Con JAMES WHITE ci tuffiamo all'interno del cinema indipendente americano tutto cliché e tic isterici metropolitani da nevrosi ed irrealizzazione, per affrontare una storia di sopravvivenza e soprattutto di morte che affligge un ventenne un po' sciroccato ed inquieto, alle prese con una vita da tempo allo sbando, e i gravi problemi di salute che affliggono entrambi i genitori.

Alla morte del padre, la madre organizza un lungo e ridondante funerale in cui la cerimonia, sontuosa e impegnativa, finisce per logorare il già fragile equilibrio che tra i due, lei gallerista tutta contatti e buona società, lui disoccupato in cerca di una diritta via in cui indirizzarsi dopo troppo tempo speso a vivere in modo inconcludente.
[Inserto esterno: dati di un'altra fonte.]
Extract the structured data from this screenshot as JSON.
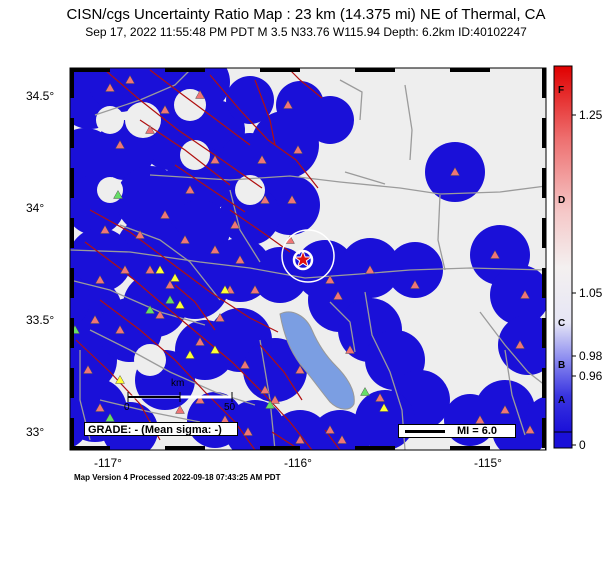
{
  "header": {
    "title": "CISN/cgs Uncertainty Ratio Map : 23 km (14.375 mi) NE of Thermal, CA",
    "subtitle": "Sep 17, 2022 11:55:48 PM PDT   M 3.5   N33.76 W115.94   Depth: 6.2km   ID:40102247"
  },
  "map": {
    "lat_labels": [
      "34.5°",
      "34°",
      "33.5°",
      "33°"
    ],
    "lon_labels": [
      "-117°",
      "-116°",
      "-115°"
    ],
    "epicenter": {
      "lat": 33.76,
      "lon": -115.94
    },
    "grade_label": "GRADE: - (Mean sigma: -)",
    "mi_legend": "MI = 6.0",
    "scale_bar": {
      "unit": "km",
      "ticks": [
        "0",
        "50"
      ]
    },
    "icons": [
      "epicenter-star-icon",
      "station-triangle-icon",
      "fault-line-icon"
    ],
    "colors": {
      "uncertainty_blue": "#1a10d8",
      "background_gray": "#eeeeee",
      "lake": "#7b9ee2",
      "faults": "#b01010",
      "roads": "#9b9b9b",
      "station_red": "#f07575",
      "station_yellow": "#ffff33",
      "station_green": "#66dd66",
      "epicenter": "#e01010"
    }
  },
  "colorbar": {
    "letters": [
      "F",
      "D",
      "C",
      "B",
      "A"
    ],
    "values": [
      "1.25",
      "1.05",
      "0.98",
      "0.96",
      "0"
    ]
  },
  "footer": {
    "text": "Map Version 4 Processed 2022-09-18 07:43:25 AM PDT"
  }
}
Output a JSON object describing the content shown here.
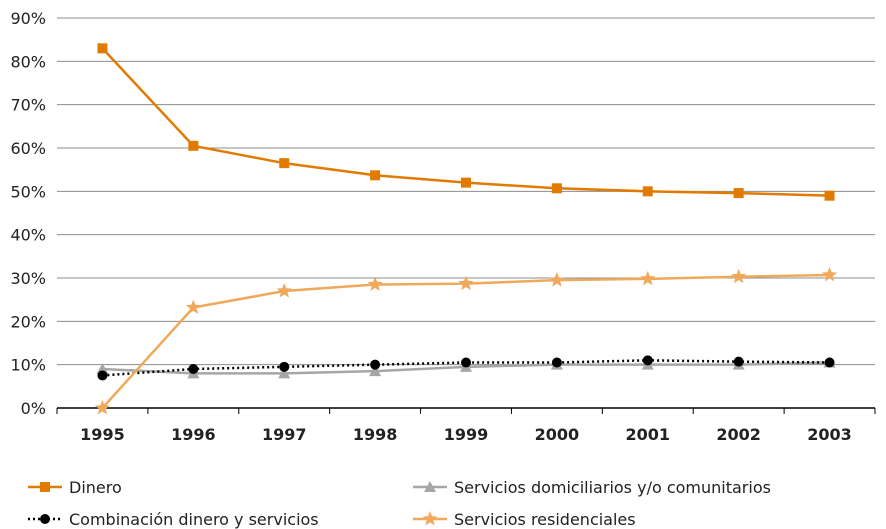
{
  "chart_data": {
    "type": "line",
    "title": "",
    "xlabel": "",
    "ylabel": "",
    "x": [
      "1995",
      "1996",
      "1997",
      "1998",
      "1999",
      "2000",
      "2001",
      "2002",
      "2003"
    ],
    "ylim": [
      0,
      90
    ],
    "yticks": [
      "0%",
      "10%",
      "20%",
      "30%",
      "40%",
      "50%",
      "60%",
      "70%",
      "80%",
      "90%"
    ],
    "grid": "horizontal",
    "legend_position": "bottom",
    "series": [
      {
        "name": "Dinero",
        "values": [
          83,
          60.5,
          56.5,
          53.7,
          52,
          50.7,
          50,
          49.6,
          49
        ],
        "color": "#E07B00",
        "marker": "square-icon",
        "line": "solid"
      },
      {
        "name": "Servicios domiciliarios y/o comunitarios",
        "values": [
          9,
          8,
          8,
          8.5,
          9.5,
          10,
          10,
          10,
          10.5
        ],
        "color": "#A6A6A6",
        "marker": "triangle-icon",
        "line": "solid"
      },
      {
        "name": "Combinación dinero y servicios",
        "values": [
          7.5,
          9,
          9.5,
          10,
          10.5,
          10.5,
          11,
          10.7,
          10.5
        ],
        "color": "#000000",
        "marker": "circle-icon",
        "line": "dotted"
      },
      {
        "name": "Servicios residenciales",
        "values": [
          0,
          23.2,
          27,
          28.5,
          28.7,
          29.5,
          29.8,
          30.3,
          30.7
        ],
        "color": "#F0A85A",
        "marker": "star-icon",
        "line": "solid"
      }
    ]
  }
}
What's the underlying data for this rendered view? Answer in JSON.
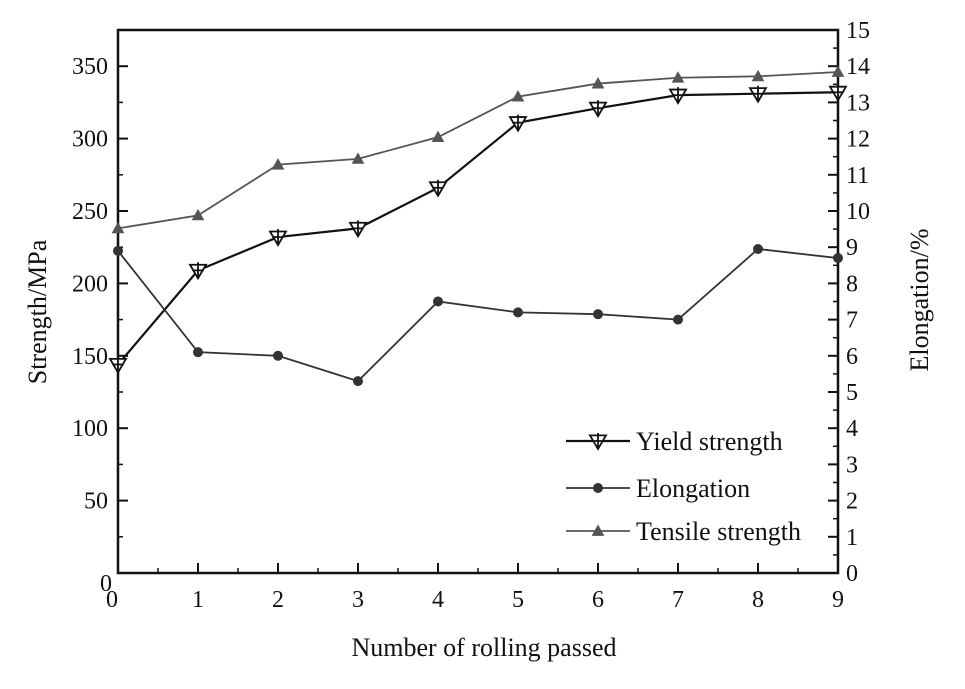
{
  "chart_data": {
    "type": "line",
    "xlabel": "Number of rolling passed",
    "ylabel_left": "Strength/MPa",
    "ylabel_right": "Elongation/%",
    "x": [
      0,
      1,
      2,
      3,
      4,
      5,
      6,
      7,
      8,
      9
    ],
    "x_ticks": [
      "0",
      "1",
      "2",
      "3",
      "4",
      "5",
      "6",
      "7",
      "8",
      "9"
    ],
    "xlim": [
      0,
      9
    ],
    "ylim_left": [
      0,
      375
    ],
    "ylim_right": [
      0,
      15
    ],
    "y_ticks_left": [
      "50",
      "100",
      "150",
      "200",
      "250",
      "300",
      "350"
    ],
    "y_ticks_right": [
      "0",
      "1",
      "2",
      "3",
      "4",
      "5",
      "6",
      "7",
      "8",
      "9",
      "10",
      "11",
      "12",
      "13",
      "14",
      "15"
    ],
    "grid": false,
    "legend_position": "bottom-right",
    "series": [
      {
        "name": "Yield strength",
        "axis": "left",
        "marker": "down-triangle-cross",
        "color": "#111111",
        "values": [
          144,
          209,
          232,
          238,
          266,
          311,
          321,
          330,
          331,
          332
        ]
      },
      {
        "name": "Elongation",
        "axis": "right",
        "marker": "circle",
        "color": "#333333",
        "values": [
          8.9,
          6.1,
          6.0,
          5.3,
          7.5,
          7.2,
          7.15,
          7.0,
          8.95,
          8.7
        ]
      },
      {
        "name": "Tensile strength",
        "axis": "left",
        "marker": "triangle",
        "color": "#555555",
        "values": [
          238,
          247,
          282,
          286,
          301,
          329,
          338,
          342,
          343,
          346
        ]
      }
    ]
  }
}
Quando anche la madre torna ad essere colpita dagli effetti di un brutto male diagnosticato tempo addietro e ora nuovamente risvegliatosi, gli incubi di una disgregazione totale diventano la cruda realtà in cui districarsi, tra ospedali rigidi oberati di pazienti e una distanza caratteriale tra madre e figlio che sembra stia per dividerli ancora più che la morte ormai inesorabilmente imminente.

Regia nervosa che si fissa imperterrita sul volto e gli occhi neri di un Christopher Abbott che sembra un nuovo Marlon Brando più accessibile e meno esclusivo, aggiornato allo sfinimento quotidiano senza uscita, e sul volto devastato dalla sofferenza di Cynthia Nixon, per raccontarci un ritratto realistico, ma anche un po' troppo abbozzato di un'America che si lascia vivere, trascinare tra i fumi di uno sballo e feste sempre più distaccate e fredde, dove l'isolamento e la solitudine riescono ad essere tenute lontane solo da quel che resta di un attaccamento familiare e da vecchie solide amicizie dure a scalfirsi col tempo.

Un po' il tramonto del sogno di gloria americano, guardando con occhi realistici e inebriati dall'euforia resa nervosa da una solitudine di fondo che ormai ci crea un vuoto tutto attorno, celebrato dalla fine irreversibile di un corpo che diviene succube e vittima di una disgregazione non solo fisica, ma anche interiore.